Es gibt einen dritten Weg

Dass man angesichts der fortgesetzten Radikalisierung der AfD gar nicht anders könne, als sie konsequent von der Macht fernzuhalten, dass es viel zu gefährlich sei, die Probe aufs Exempel zu machen, ist eine Position, die nach Lage der Dinge sehr viele gute Gründe für sich anführen kann. Darum beherrscht sie auch den Diskurs. Sie leuchtet aber nur ein unter einer Prämisse: Dass man nur die Wahl hätte zwischen einer AfD an der Macht oder einer fern der Macht, dass es etwas Drittes also gar nicht gäbe. So ist es aber nicht. 

Dieses Dritte kommt in der Debatte kaum vor, weil sich in siebzig Jahren bundesdeutscher Demokratie eine Praxis des Koalierens etabliert hat, in der Regierungsmehrheiten sich für eine gesamte Legislaturperiode absolute Treue schwören – politische Monogamie. Als fast unvorstellbar, geradezu skandalös erscheint es dagegen, flexible Mehrheiten im Parlament zu nutzen, möglicherweise sogar eine Minderheitsregierung, die sich mal links, mal rechts die fehlenden Stimmen beschafft – politische Polyamorie. 

Was in Deutschland weitgehend als undenkbar gilt, ist anderenorts seit Langem gängige Praxis und führt dort anscheinend zu deutlich geringerem politischen Unglück. In den skandinavischen Ländern sind Minderheitsregierungen politischer Alltag. Fast alle dänischen Nachkriegsregierungen und vier Fünftel der schwedischen Regierungen besaßen keine eigene Mehrheit im Parlament. Gegenwärtig lassen sich in Schweden die Bürgerlichen von den Rechtspopulisten der Schwedendemokraten tolerieren. Die Nachricht vom bevorstehenden Ende der schwedischen Demokratie ist bislang ausgeblieben. 
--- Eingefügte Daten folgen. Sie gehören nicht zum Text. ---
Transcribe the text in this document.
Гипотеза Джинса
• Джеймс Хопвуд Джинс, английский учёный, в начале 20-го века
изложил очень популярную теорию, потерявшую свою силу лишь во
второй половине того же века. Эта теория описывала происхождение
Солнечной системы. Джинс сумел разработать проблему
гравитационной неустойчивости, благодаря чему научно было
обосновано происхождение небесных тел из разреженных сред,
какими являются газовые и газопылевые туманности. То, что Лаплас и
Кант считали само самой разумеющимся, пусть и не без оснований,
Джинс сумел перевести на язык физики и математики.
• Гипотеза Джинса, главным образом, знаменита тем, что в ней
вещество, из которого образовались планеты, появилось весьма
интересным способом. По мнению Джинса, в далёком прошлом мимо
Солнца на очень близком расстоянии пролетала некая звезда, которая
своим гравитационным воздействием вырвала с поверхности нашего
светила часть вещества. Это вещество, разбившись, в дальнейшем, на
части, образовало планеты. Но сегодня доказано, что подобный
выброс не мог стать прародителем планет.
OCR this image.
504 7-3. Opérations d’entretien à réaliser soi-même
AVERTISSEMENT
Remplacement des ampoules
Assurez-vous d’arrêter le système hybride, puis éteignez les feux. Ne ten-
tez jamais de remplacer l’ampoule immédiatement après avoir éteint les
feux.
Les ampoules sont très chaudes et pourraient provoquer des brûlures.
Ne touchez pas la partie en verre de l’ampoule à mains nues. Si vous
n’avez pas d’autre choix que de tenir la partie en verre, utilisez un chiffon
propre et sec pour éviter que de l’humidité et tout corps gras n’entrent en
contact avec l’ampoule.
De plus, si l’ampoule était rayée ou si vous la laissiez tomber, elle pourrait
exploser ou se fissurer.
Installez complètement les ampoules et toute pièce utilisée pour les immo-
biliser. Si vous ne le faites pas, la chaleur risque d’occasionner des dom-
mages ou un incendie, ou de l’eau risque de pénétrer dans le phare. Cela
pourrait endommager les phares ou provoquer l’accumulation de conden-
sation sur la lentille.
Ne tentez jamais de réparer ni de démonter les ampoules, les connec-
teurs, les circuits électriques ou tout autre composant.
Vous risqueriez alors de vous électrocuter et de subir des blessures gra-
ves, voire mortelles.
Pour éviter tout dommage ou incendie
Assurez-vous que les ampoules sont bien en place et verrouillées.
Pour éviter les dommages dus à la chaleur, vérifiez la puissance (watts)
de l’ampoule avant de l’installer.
Im Gegenteil: Die Schwedendemokraten wollen – wie alle Rechtspopulisten und ihre Wähler – die Migration effektiv einschränken. Sie haben die Wahl, sich wie die AfD auf einen irren Remigrations-Selbstradikalisierungstrip zu begeben, politisch nichts durchzusetzen und damit auch ihre Wähler zu enttäuschen, oder einem gemäßigt-restriktiven migrationspolitischen Kurs zuzustimmen, wie er ihnen von den Rechtsbürgerlichen angeboten wurde. Sie haben sich, wenig überraschend, für die zweite Option entschieden und sich auf diese Weise deutlich entradikalisiert. 

Entsprechend schwer fällt es, diesen Kurs als ersten Schritt in Richtung Faschismus zu werten. „Kompromisse ohne Koalitionskorsett“, so nennt ein geschätzter Kollege, Christian Stecker, diese Regierungspraxis. Seine These, dass flexible Mehrheiten die Demokratie stärken, fasst er gerade in einem bald erscheinenden Buch zusammen. Wem nun der Schrecken eines harten Rechtsschwenks der deutschen Politik in die Glieder fährt, der sei auf die Moderierungswirkung flexibler Mehrheiten hingewiesen und darauf, dass sie kein Privileg eines politischen Spektrums sind. Das Prinzip ließe sich auch für linke Projekte nutzen. 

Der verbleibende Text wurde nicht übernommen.